Un exemple parfait de la pression offensive écrasante exercée par un Muay Sok et de son efficacité brutale est le combat disputé en mai 2022 lors d’un événement « Thai Fight » entre Saiyok Pumphanmuang et Jordan Watson, au cours duquel la a submergé l’ancien champion du monde britannique, donnant lieu à un véritable carnage acharné et interminable qui s’est étalé sur trois rounds. 

Coup de coude d'une combattante de muay thaï

Les points faibles d’un Muay Sok

Comme tout style de muay thaï, le muay sok présente des atouts qui vont à la fois dans le sens de ses points forts et à leur encontre. La nécessité pour le pratiquant de muay sok de réduire la distance et de lancer des coups de coude peut être exploitée par un pratiquant de muay femur expérimenté, ce qui en fait un affrontement de styles très intéressant où celui qui parvient le mieux à mettre en œuvre sa stratégie s’impose généralement. On peut le constater dans les deux combats qui ont opposé Chanajon PK Saenchai à Saiyok Phumpanmuang, chacun ayant remporté une victoire par K.O. face à l’autre : Chanajon grâce à un coup de pied haut et Saiyok grâce à un coup de coude.

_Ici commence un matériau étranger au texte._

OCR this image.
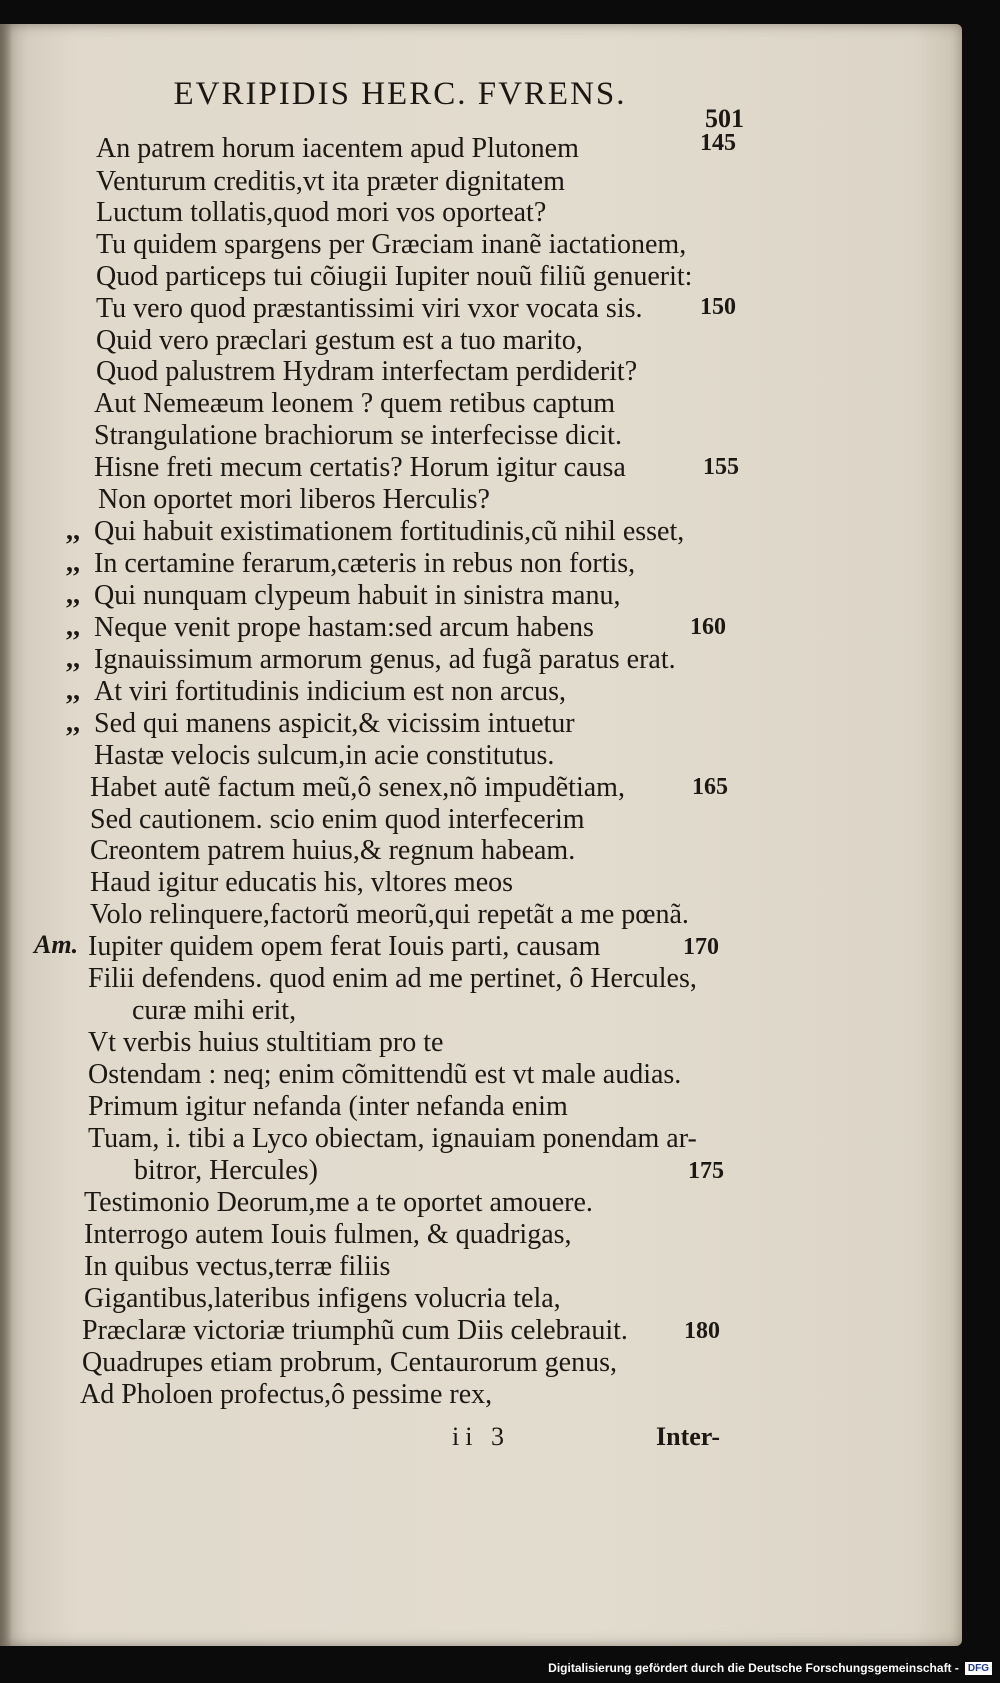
EVRIPIDIS HERC. FVRENS.
501
An patrem horum iacentem apud Plutonem
Venturum creditis,vt ita præter dignitatem
Luctum tollatis,quod mori vos oporteat?
Tu quidem spargens per Græciam inanẽ iactationem,
Quod particeps tui cõiugii Iupiter nouũ filiũ genuerit:
Tu vero quod præstantissimi viri vxor vocata sis.
Quid vero præclari gestum est a tuo marito,
Quod palustrem Hydram interfectam perdiderit?
Aut Nemeæum leonem ? quem retibus captum
Strangulatione brachiorum se interfecisse dicit.
Hisne freti mecum certatis? Horum igitur causa
Non oportet mori liberos Herculis?
,, Qui habuit existimationem fortitudinis,cũ nihil esset,
,, In certamine ferarum,cæteris in rebus non fortis,
,, Qui nunquam clypeum habuit in sinistra manu,
,, Neque venit prope hastam:sed arcum habens
,, Ignauissimum armorum genus, ad fugã paratus erat.
,, At viri fortitudinis indicium est non arcus,
,, Sed qui manens aspicit,& vicissim intuetur
Hastæ velocis sulcum,in acie constitutus.
Habet autẽ factum meũ,ô senex,nõ impudẽtiam,
Sed cautionem. scio enim quod interfecerim
Creontem patrem huius,& regnum habeam.
Haud igitur educatis his, vltores meos
Volo relinquere,factorũ meorũ,qui repetãt a me pœnã.
Am. Iupiter quidem opem ferat Iouis parti, causam
Filii defendens. quod enim ad me pertinet, ô Hercules,
curæ mihi erit,
Vt verbis huius stultitiam pro te
Ostendam : neq; enim cõmittendũ est vt male audias.
Primum igitur nefanda (inter nefanda enim
Tuam, i. tibi a Lyco obiectam, ignauiam ponendam ar-
bitror, Hercules)
Testimonio Deorum,me a te oportet amouere.
Interrogo autem Iouis fulmen, & quadrigas,
In quibus vectus,terræ filiis
Gigantibus,lateribus infigens volucria tela,
Præclaræ victoriæ triumphũ cum Diis celebrauit.
Quadrupes etiam probrum, Centaurorum genus,
Ad Pholoen profectus,ô pessime rex,
145
150
155
160
165
170
175
180
ii 3	Inter-
Digitalisierung gefördert durch die Deutsche Forschungsgemeinschaft - DFG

Le style de combat qui présente le plus grand désavantage pour le Muay Sok est le Muay Khao, qui privilégie lui aussi le combat à courte distance, mais qui est capable de porter des frappes à mi-distance sous la forme de coups de genou d’une portée légèrement plus longue, à une distance où le combattant ne peut pas riposter avec un coup de coude, et si le Muay Sok avance pour engager le corps à corps, le Muay Khao peut immobiliser ses bras tout en continuant à porter des coups de genou, qui, selon le système de notation traditionnel thaïlandais, rapportent plus de points que les coups de coude.

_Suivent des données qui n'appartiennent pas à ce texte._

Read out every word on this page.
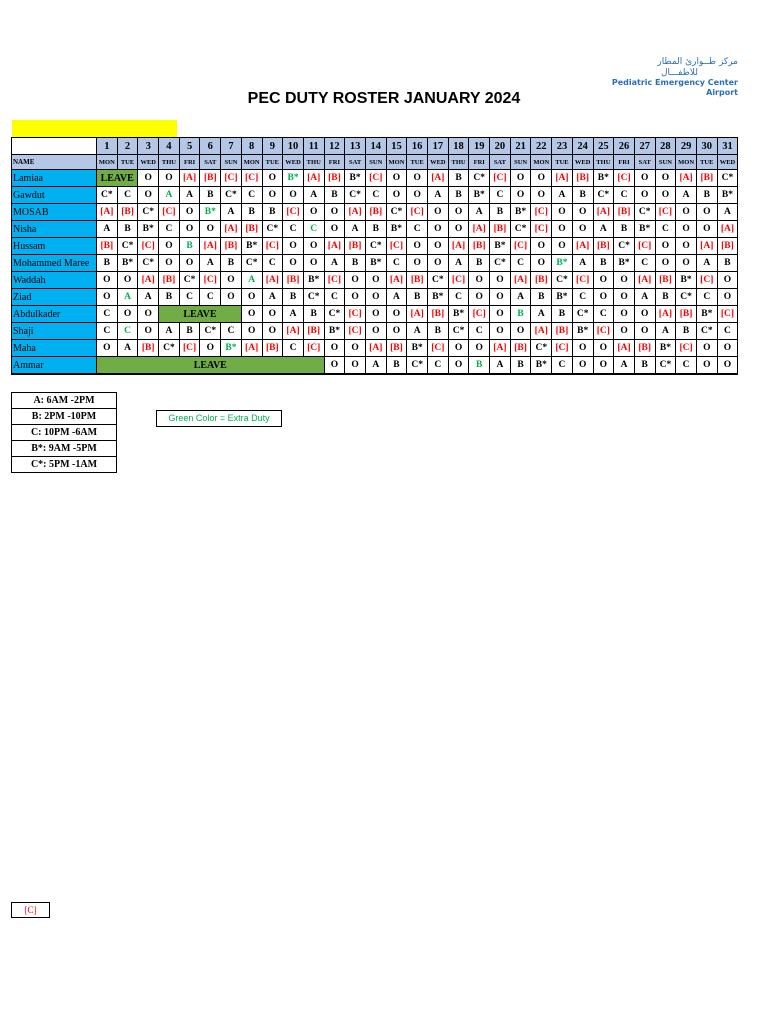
مركز طــوارئ المطار
للاطفـــال
Pediatric Emergency Center Airport
PEC DUTY ROSTER JANUARY 2024
	1	2	3	4	5	6	7	8	9	10	11	12	13	14	15	16	17	18	19	20	21	22	23	24	25	26	27	28	29	30	31
NAME	MON	TUE	WED	THU	FRI	SAT	SUN	MON	TUE	WED	THU	FRI	SAT	SUN	MON	TUE	WED	THU	FRI	SAT	SUN	MON	TUE	WED	THU	FRI	SAT	SUN	MON	TUE	WED
Lamiaa	LEAVE		O	O	[A]	[B]	[C]	[C]	O	B*	[A]	[B]	B*	[C]	O	O	[A]	B	C*	[C]	O	O	[A]	[B]	B*	[C]	O	O	[A]	[B]	C*
Gawdut	C*	C	O	A	A	B	C*	C	O	O	A	B	C*	C	O	O	A	B	B*	C	O	O	A	B	C*	C	O	O	A	B	B*
MOSAB	[A]	[B]	C*	[C]	O	B*	A	B	B	[C]	O	O	[A]	[B]	C*	[C]	O	O	A	B	B*	[C]	O	O	[A]	[B]	C*	[C]	O	O	A
Nisha	A	B	B*	C	O	O	[A]	[B]	C*	C	C	O	A	B	B*	C	O	O	[A]	[B]	C*	[C]	O	O	A	B	B*	C	O	O	[A]
Hussam	[B]	C*	[C]	O	B	[A]	[B]	B*	[C]	O	O	[A]	[B]	C*	[C]	O	O	[A]	[B]	B*	[C]	O	O	[A]	[B]	C*	[C]	O	O	[A]	[B]
Mohammed Maree	B	B*	C*	O	O	A	B	C*	C	O	O	A	B	B*	C	O	O	A	B	C*	C	O	B*	A	B	B*	C	O	O	A	B
Waddah	O	O	[A]	[B]	C*	[C]	O	A	[A]	[B]	B*	[C]	O	O	[A]	[B]	C*	[C]	O	O	[A]	[B]	C*	[C]	O	O	[A]	[B]	B*	[C]	O
Ziad	O	A	A	B	C	C	O	O	A	B	C*	C	O	O	A	B	B*	C	O	O	A	B	B*	C	O	O	A	B	C*	C	O
Abdulkader	C	O	O	LEAVE				O	O	A	B	C*	[C]	O	O	[A]	[B]	B*	[C]	O	B	A	B	C*	C	O	O	[A]	[B]	B*	[C]
Shaji	C	C	O	A	B	C*	C	O	O	[A]	[B]	B*	[C]	O	O	A	B	C*	C	O	O	[A]	[B]	B*	[C]	O	O	A	B	C*	C
Maha	O	A	[B]	C*	[C]	O	B*	[A]	[B]	C	[C]	O	O	[A]	[B]	B*	[C]	O	O	[A]	[B]	C*	[C]	O	O	[A]	[B]	B*	[C]	O	O
Ammar	LEAVE											O	O	A	B	C*	C	O	B	A	B	B*	C	O	O	A	B	C*	C	O	O
A: 6AM -2PM
B: 2PM -10PM
C: 10PM -6AM
B*: 9AM -5PM
C*: 5PM -1AM
Green Color = Extra Duty
[C]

Le style Muay Sok est l’une des formes les plus passionnantes de Muay Thai à avoir marqué les arènes thaïlandaises au fil des ans, avec des légendes telles que Yodkhunpon Sittraipum Sak Kaoponlek en tête de file. De plus, les récentes réglementations liées à la COVID ayant imposé une restriction temporaire (désormais levée) sur l’utilisation des genoux dans le Muay Thai en Thaïlande, nous avons assisté à un changement de tactique : de nombreux combattants de Muay Khao ont choisi de s’adapter à une approche davantage axée sur les coups de coude. Cette utilisation accrue des coups de coude, les K.O. qui en ont découlé et l’enthousiasme qui en a résulté conduiront très probablement le style Muay Sok à occuper une place plus importante dans les années à venir.